Arsya mendecak. "Terlalu wah, disangka nyaingin dosen nanti." Arsya juga menyimpan celana katunnya di bahu sambil masih dia pegang ujung celananya, dia kembali menatap Salsa dan Pak Doni yang sudah jauh dari pandangannya –yang katanya mereka adalah suami istri.
Arsya tidak menyangka kalau perempuan secantik Salsa menikah dengan lelaki yang dua kali lipat umurnya.
Pak Doni memang baik, kaya lagi, apakah itu asalannya? Atau mereka dijodohkan?
Arysa tidak tahu kejelasan mengenai kehidupan Salsa, yang dia dengar Salsa memutuskan Irwan secara sepihak.
Jika soal harta, Irwan pun sama kayanya. Apalagi kalau soal umur, ketampanan, tentunya Irwan lebih utama.
Pak Doni memang ganteng, tapi itu kalau dilihat saat dia muda, wajahnya sudah berumur sekarang dan sangat tumpang tindih jika diserasikan dengan wajah Salsa yang masih fresh dan terlihat Baby Face.

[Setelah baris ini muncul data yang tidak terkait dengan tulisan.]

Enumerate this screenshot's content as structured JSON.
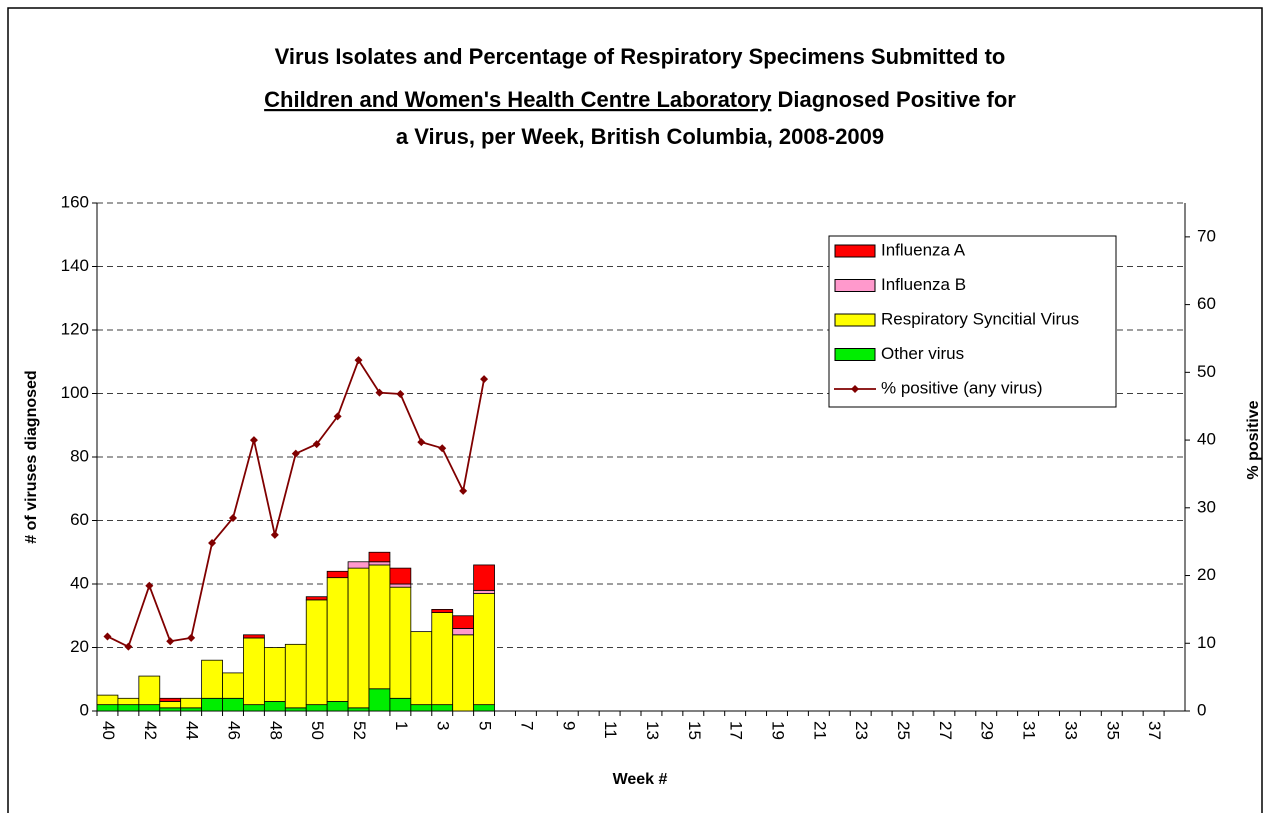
{
  "chart_data": {
    "type": "bar-line",
    "title": [
      "Virus Isolates and Percentage of Respiratory Specimens Submitted to",
      "Children and Women's Health Centre Laboratory",
      " Diagnosed Positive for",
      "a Virus, per Week, British Columbia, 2008-2009"
    ],
    "x_label": "Week #",
    "y_label": "# of viruses diagnosed",
    "y2_label": "% positive",
    "categories": [
      "40",
      null,
      "42",
      null,
      "44",
      null,
      "46",
      null,
      "48",
      null,
      "50",
      null,
      "52",
      null,
      "1",
      null,
      "3",
      null,
      "5",
      null,
      "7",
      null,
      "9",
      null,
      "11",
      null,
      "13",
      null,
      "15",
      null,
      "17",
      null,
      "19",
      null,
      "21",
      null,
      "23",
      null,
      "25",
      null,
      "27",
      null,
      "29",
      null,
      "31",
      null,
      "33",
      null,
      "35",
      null,
      "37",
      null
    ],
    "series": [
      {
        "name": "Influenza A",
        "color": "#ff0000",
        "type": "bar",
        "values": [
          0,
          0,
          0,
          1,
          0,
          0,
          0,
          1,
          0,
          0,
          1,
          2,
          0,
          3,
          5,
          0,
          1,
          4,
          8,
          null,
          null,
          null,
          null,
          null,
          null,
          null,
          null,
          null,
          null,
          null,
          null,
          null,
          null,
          null,
          null,
          null,
          null,
          null,
          null,
          null,
          null,
          null,
          null,
          null,
          null,
          null,
          null,
          null,
          null,
          null,
          null,
          null
        ]
      },
      {
        "name": "Influenza B",
        "color": "#ff99cc",
        "type": "bar",
        "values": [
          0,
          0,
          0,
          0,
          0,
          0,
          0,
          0,
          0,
          0,
          0,
          0,
          2,
          1,
          1,
          0,
          0,
          2,
          1,
          null,
          null,
          null,
          null,
          null,
          null,
          null,
          null,
          null,
          null,
          null,
          null,
          null,
          null,
          null,
          null,
          null,
          null,
          null,
          null,
          null,
          null,
          null,
          null,
          null,
          null,
          null,
          null,
          null,
          null,
          null,
          null,
          null
        ]
      },
      {
        "name": "Respiratory Syncitial Virus",
        "color": "#ffff00",
        "type": "bar",
        "values": [
          3,
          2,
          9,
          2,
          3,
          12,
          8,
          21,
          17,
          20,
          33,
          39,
          44,
          39,
          35,
          23,
          29,
          24,
          35,
          null,
          null,
          null,
          null,
          null,
          null,
          null,
          null,
          null,
          null,
          null,
          null,
          null,
          null,
          null,
          null,
          null,
          null,
          null,
          null,
          null,
          null,
          null,
          null,
          null,
          null,
          null,
          null,
          null,
          null,
          null,
          null,
          null
        ]
      },
      {
        "name": "Other virus",
        "color": "#00ee00",
        "type": "bar",
        "values": [
          2,
          2,
          2,
          1,
          1,
          4,
          4,
          2,
          3,
          1,
          2,
          3,
          1,
          7,
          4,
          2,
          2,
          0,
          2,
          null,
          null,
          null,
          null,
          null,
          null,
          null,
          null,
          null,
          null,
          null,
          null,
          null,
          null,
          null,
          null,
          null,
          null,
          null,
          null,
          null,
          null,
          null,
          null,
          null,
          null,
          null,
          null,
          null,
          null,
          null,
          null,
          null
        ]
      },
      {
        "name": "% positive (any virus)",
        "color": "#800000",
        "type": "line",
        "axis": "y2",
        "values": [
          11,
          9.5,
          18.5,
          10.3,
          10.8,
          24.8,
          28.5,
          40,
          26,
          38,
          39.4,
          43.5,
          51.8,
          47,
          46.8,
          39.7,
          38.8,
          32.5,
          49,
          null,
          null,
          null,
          null,
          null,
          null,
          null,
          null,
          null,
          null,
          null,
          null,
          null,
          null,
          null,
          null,
          null,
          null,
          null,
          null,
          null,
          null,
          null,
          null,
          null,
          null,
          null,
          null,
          null,
          null,
          null,
          null,
          null
        ]
      }
    ],
    "ylim": [
      0,
      160
    ],
    "yticks": [
      0,
      20,
      40,
      60,
      80,
      100,
      120,
      140,
      160
    ],
    "y2lim": [
      0,
      75
    ],
    "y2ticks": [
      0,
      10,
      20,
      30,
      40,
      50,
      60,
      70
    ],
    "grid": true,
    "legend": "upper right"
  }
}
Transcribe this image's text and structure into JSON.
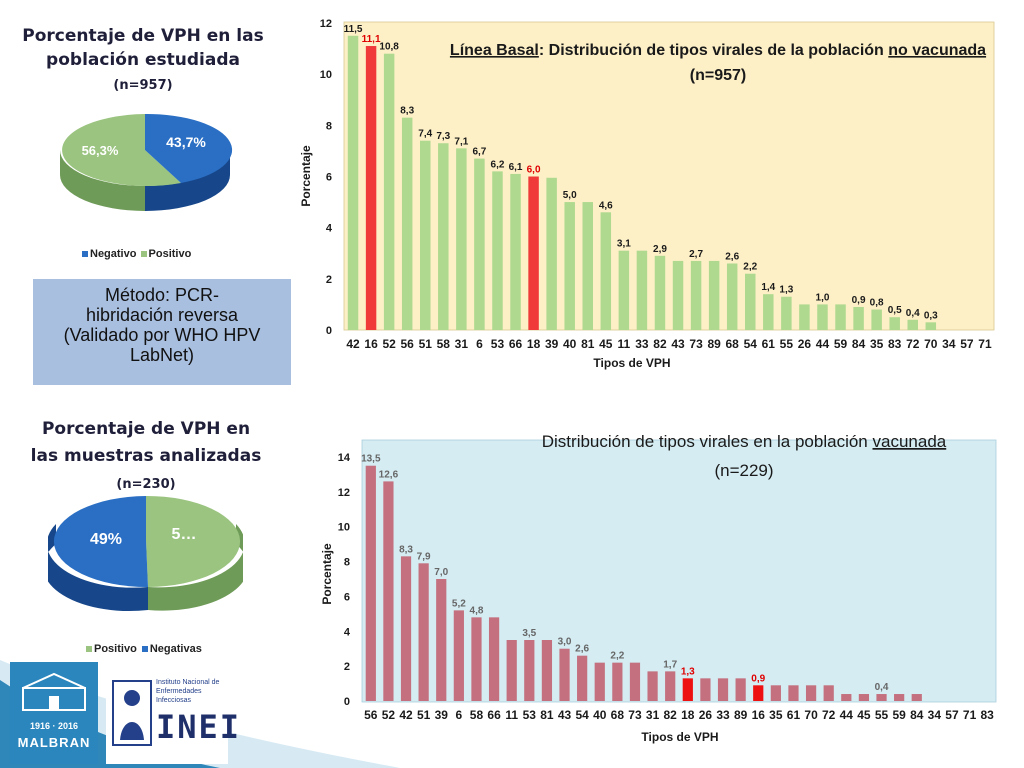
{
  "pie1": {
    "title": "Porcentaje de VPH en las población estudiada",
    "n": "(n=957)",
    "legend": [
      "Negativo",
      "Positivo"
    ],
    "colors": [
      "#2a6fc4",
      "#9ac47f"
    ],
    "slice_labels": [
      "43,7%",
      "56,3%"
    ]
  },
  "method": {
    "line1": "Método: PCR-",
    "line2": "hibridación reversa",
    "line3": "(Validado por WHO HPV",
    "line4": "LabNet)"
  },
  "pie2": {
    "title": "Porcentaje de VPH en las muestras analizadas",
    "n": "(n=230)",
    "legend": [
      "Positivo",
      "Negativas"
    ],
    "colors": [
      "#9ac47f",
      "#2a6fc4"
    ],
    "slice_labels": [
      "5…",
      "49%"
    ]
  },
  "logos": {
    "malbran_years": "1916 · 2016",
    "malbran_name": "MALBRAN",
    "inei_title": "Instituto Nacional de Enfermedades Infecciosas",
    "inei_name": "INEI"
  },
  "chart_data": [
    {
      "type": "pie",
      "categories": [
        "Negativo",
        "Positivo"
      ],
      "values": [
        43.7,
        56.3
      ],
      "labels": [
        "43,7%",
        "56,3%"
      ]
    },
    {
      "type": "bar",
      "title_prefix": "Línea Basal",
      "title_rest": ": Distribución de tipos virales de la población ",
      "title_underlined": "no vacunada",
      "title_n": "(n=957)",
      "xlabel": "Tipos de VPH",
      "ylabel": "Porcentaje",
      "ylim": [
        0,
        12
      ],
      "yticks": [
        "0",
        "2",
        "4",
        "6",
        "8",
        "10",
        "12"
      ],
      "categories": [
        "42",
        "16",
        "52",
        "56",
        "51",
        "58",
        "31",
        "6",
        "53",
        "66",
        "18",
        "39",
        "40",
        "81",
        "45",
        "11",
        "33",
        "82",
        "43",
        "73",
        "89",
        "68",
        "54",
        "61",
        "55",
        "26",
        "44",
        "59",
        "84",
        "35",
        "83",
        "72",
        "70",
        "34",
        "57",
        "71"
      ],
      "values": [
        11.5,
        11.1,
        10.8,
        8.3,
        7.4,
        7.3,
        7.1,
        6.7,
        6.2,
        6.1,
        6.0,
        5.95,
        5.0,
        5.0,
        4.6,
        3.1,
        3.1,
        2.9,
        2.7,
        2.7,
        2.7,
        2.6,
        2.2,
        1.4,
        1.3,
        1.0,
        1.0,
        1.0,
        0.9,
        0.8,
        0.5,
        0.4,
        0.3,
        0,
        0,
        0
      ],
      "labels": [
        "11,5",
        "11,1",
        "10,8",
        "8,3",
        "7,4",
        "7,3",
        "7,1",
        "6,7",
        "6,2",
        "6,1",
        "6,0",
        "",
        "5,0",
        "",
        "4,6",
        "3,1",
        "",
        "2,9",
        "",
        "2,7",
        "",
        "2,6",
        "2,2",
        "1,4",
        "1,3",
        "",
        "1,0",
        "",
        "0,9",
        "0,8",
        "0,5",
        "0,4",
        "0,3",
        "",
        "",
        ""
      ],
      "highlight": [
        1,
        10
      ],
      "colors": {
        "bar": "#aed98e",
        "highlight": "#f03a3a",
        "plot_bg": "#fdf0c7",
        "label": "#1a1a1a",
        "highlight_label": "#e00000"
      }
    },
    {
      "type": "bar",
      "title_prefix": "",
      "title_rest": "Distribución de tipos virales en la población ",
      "title_underlined": "vacunada",
      "title_n": "(n=229)",
      "xlabel": "Tipos de VPH",
      "ylabel": "Porcentaje",
      "ylim": [
        0,
        14
      ],
      "yticks": [
        "0",
        "2",
        "4",
        "6",
        "8",
        "10",
        "12",
        "14"
      ],
      "categories": [
        "56",
        "52",
        "42",
        "51",
        "39",
        "6",
        "58",
        "66",
        "11",
        "53",
        "81",
        "43",
        "54",
        "40",
        "68",
        "73",
        "31",
        "82",
        "18",
        "26",
        "33",
        "89",
        "16",
        "35",
        "61",
        "70",
        "72",
        "44",
        "45",
        "55",
        "59",
        "84",
        "34",
        "57",
        "71",
        "83"
      ],
      "values": [
        13.5,
        12.6,
        8.3,
        7.9,
        7.0,
        5.2,
        4.8,
        4.8,
        3.5,
        3.5,
        3.5,
        3.0,
        2.6,
        2.2,
        2.2,
        2.2,
        1.7,
        1.7,
        1.3,
        1.3,
        1.3,
        1.3,
        0.9,
        0.9,
        0.9,
        0.9,
        0.9,
        0.4,
        0.4,
        0.4,
        0.4,
        0.4,
        0,
        0,
        0,
        0
      ],
      "labels": [
        "13,5",
        "12,6",
        "8,3",
        "7,9",
        "7,0",
        "5,2",
        "4,8",
        "",
        "",
        "3,5",
        "",
        "3,0",
        "2,6",
        "",
        "2,2",
        "",
        "",
        "1,7",
        "1,3",
        "",
        "",
        "",
        "0,9",
        "",
        "",
        "",
        "",
        "",
        "",
        "0,4",
        "",
        "",
        "",
        "",
        "",
        ""
      ],
      "highlight": [
        18,
        22
      ],
      "colors": {
        "bar": "#c4707e",
        "highlight": "#ee1111",
        "plot_bg": "#d5ecf3",
        "label": "#666666",
        "highlight_label": "#e00000"
      }
    },
    {
      "type": "pie",
      "categories": [
        "Positivo",
        "Negativas"
      ],
      "values": [
        51,
        49
      ],
      "labels": [
        "5…",
        "49%"
      ]
    }
  ]
}
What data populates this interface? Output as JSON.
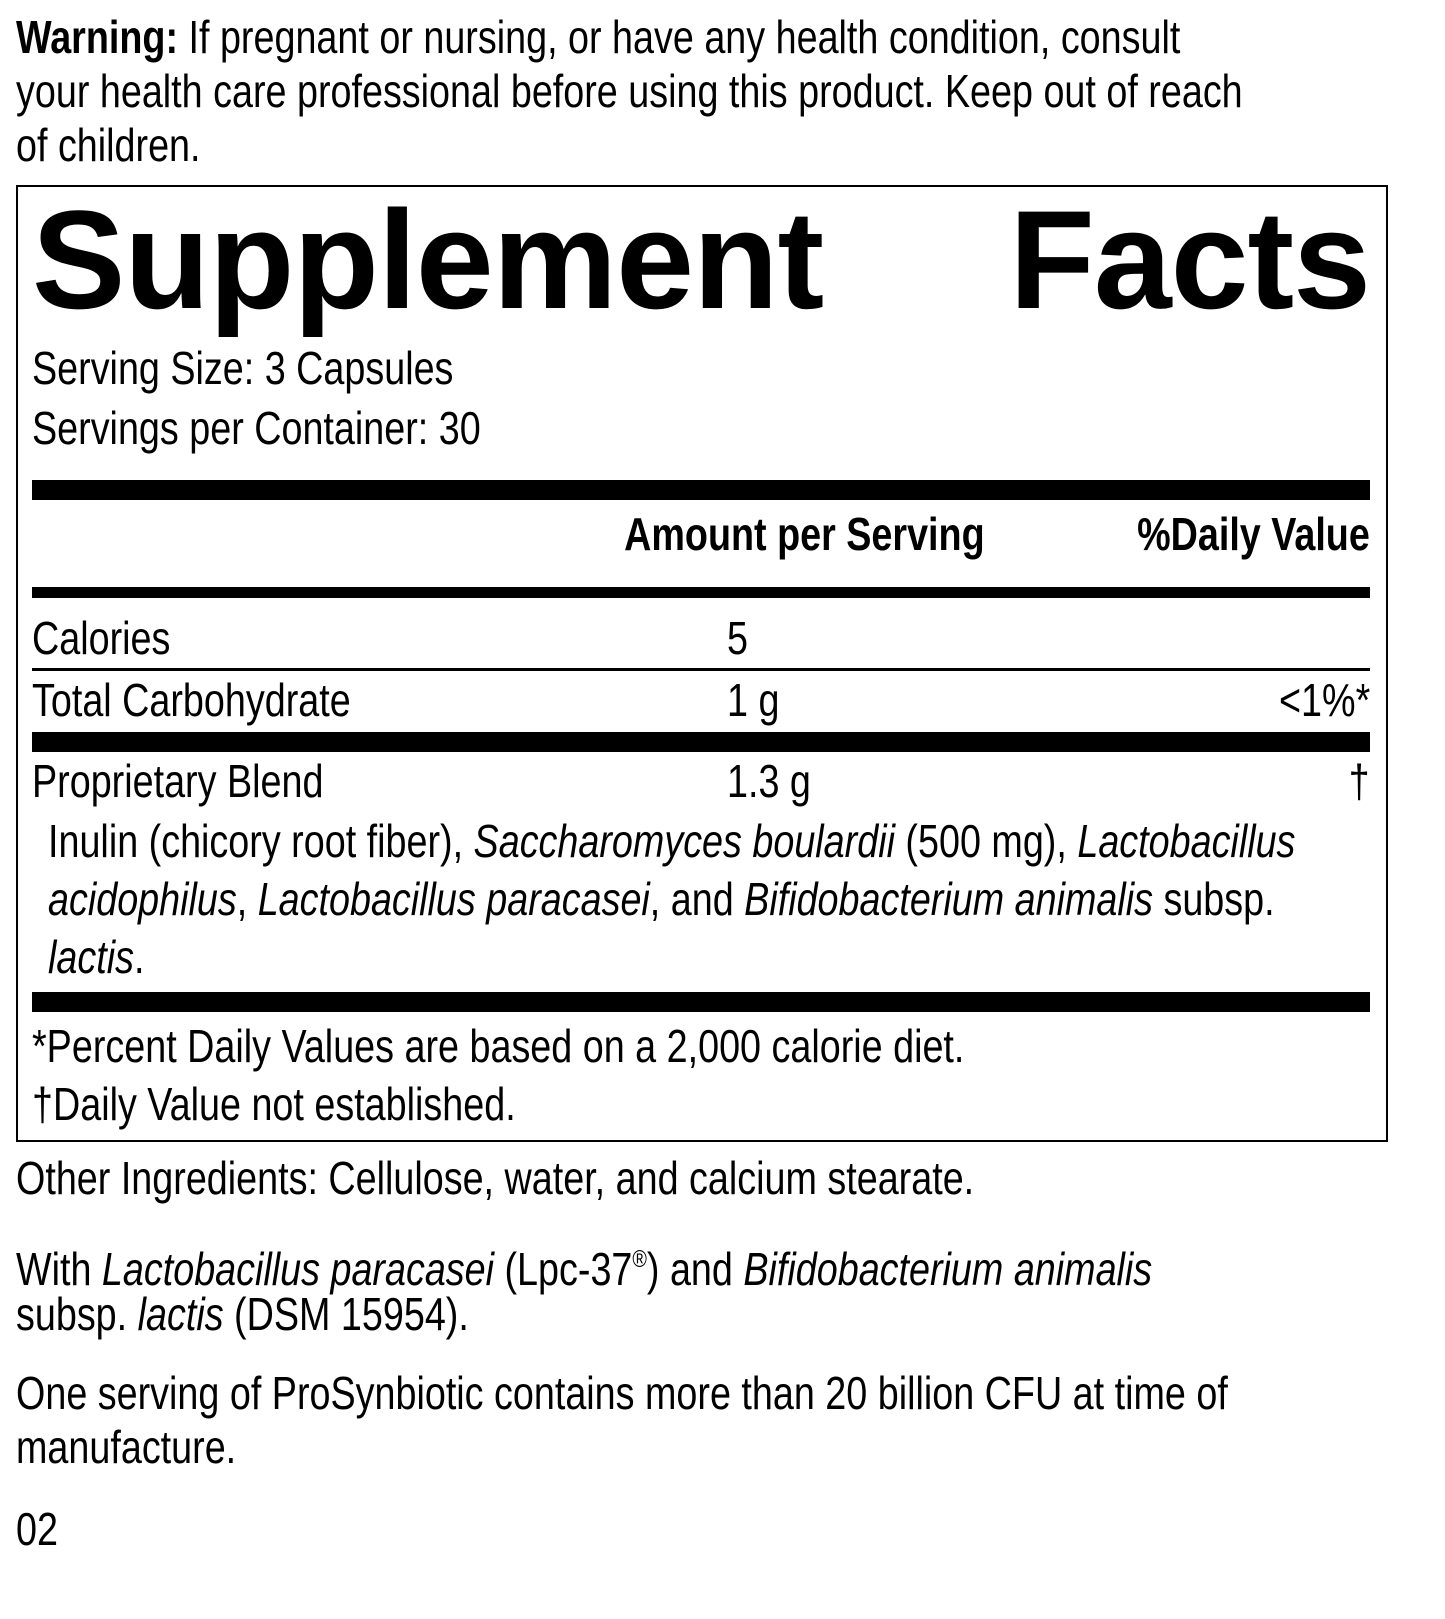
{
  "warning": {
    "label": "Warning:",
    "lines": [
      "If pregnant or nursing, or have any health condition, consult",
      "your health care professional before using this product. Keep out of reach",
      "of children."
    ]
  },
  "facts": {
    "title_word1": "Supplement",
    "title_word2": "Facts",
    "serving_size": "Serving Size: 3 Capsules",
    "servings_per_container": "Servings per Container: 30",
    "header_amount": "Amount per Serving",
    "header_dv": "%Daily Value",
    "rows": [
      {
        "name": "Calories",
        "amount": "5",
        "dv": ""
      },
      {
        "name": "Total Carbohydrate",
        "amount": "1 g",
        "dv": "<1%*"
      },
      {
        "name": "Proprietary Blend",
        "amount": "1.3 g",
        "dv": "†"
      }
    ],
    "blend_lines": [
      [
        {
          "t": "Inulin (chicory root fiber), "
        },
        {
          "t": "Saccharomyces boulardii",
          "i": true
        },
        {
          "t": " (500 mg), "
        },
        {
          "t": "Lactobacillus",
          "i": true
        }
      ],
      [
        {
          "t": "acidophilus",
          "i": true
        },
        {
          "t": ", "
        },
        {
          "t": "Lactobacillus paracasei",
          "i": true
        },
        {
          "t": ", and "
        },
        {
          "t": "Bifidobacterium animalis",
          "i": true
        },
        {
          "t": " subsp."
        }
      ],
      [
        {
          "t": "lactis",
          "i": true
        },
        {
          "t": "."
        }
      ]
    ],
    "footnote1": "*Percent Daily Values are based on a 2,000 calorie diet.",
    "footnote2": "†Daily Value not established."
  },
  "other_ingredients": "Other Ingredients: Cellulose, water, and calcium stearate.",
  "with_lines": [
    [
      {
        "t": "With "
      },
      {
        "t": "Lactobacillus paracasei",
        "i": true
      },
      {
        "t": " (Lpc-37"
      },
      {
        "t": "®",
        "sup": true
      },
      {
        "t": ") and "
      },
      {
        "t": "Bifidobacterium animalis",
        "i": true
      }
    ],
    [
      {
        "t": "subsp. "
      },
      {
        "t": "lactis",
        "i": true
      },
      {
        "t": " (DSM 15954)."
      }
    ]
  ],
  "cfu_lines": [
    "One serving of ProSynbiotic contains more than 20 billion CFU at time of",
    "manufacture."
  ],
  "page_code": "02"
}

"Lo parah sih tadi, Sya. Masa lo tubruk istri dosen sih? Untung Pak Doni enggak lihat." Erik yang melihat kejadian tadi dengan mata kepalanya sendiri tanpa sensor sungguh sangat terkejut dan dibuat ingin, kalau saja tadi dia yang menubruk Salsa mungkin dia sudah mimpi basah terus selama seminggu.
Otak Erik memang agak miring, Arsya dan Bayu juga tahu itu.
"Kalian selalu update ya, info-info dosen," celetuk Arsya, "lagian dia teman gue kok, waktu sekolah," tambahnya dengan memasang wajah datar sembari mengambil hanphone-nya di saku celana katun. Arsya pun juga baru sadar.
"Eh iya, kenapa Pak Doni pergi ya? Kalian lagi, kok ada di sini? Emang enggak jadi masuk?" tanya Arsya bingung.
Gara-gara melihat Salsa jadi membuat dia lupa kalau tadi dia berlari-lari hanya untuk ikut mata kuliah Pak Doni.
"Dia enggak jadi masuk, makannya baca grup kelas. Jangan so sibuk!" sindir Bayu.
"Heh, tadikan gue sibuk di toilet gara-gara kalian mengacau." Arsya membantah tuduhan Bayu yang mengatainya so sibuk.
Sebenarnya memang benar kata Bayu, Arsya sangat jarang membuka chat Whatsapp yang bejibun.
Dia bukan orang yang suka meng-Scroll setumpuk chat yang sudah salig bertubrukan. Makannya, Arsya lebih memilih cara praktis dan selalu bertanya pada kedua temannya itu.
"Wah, jadi selamat dong gue ya?" Arsya tersenyum semringah.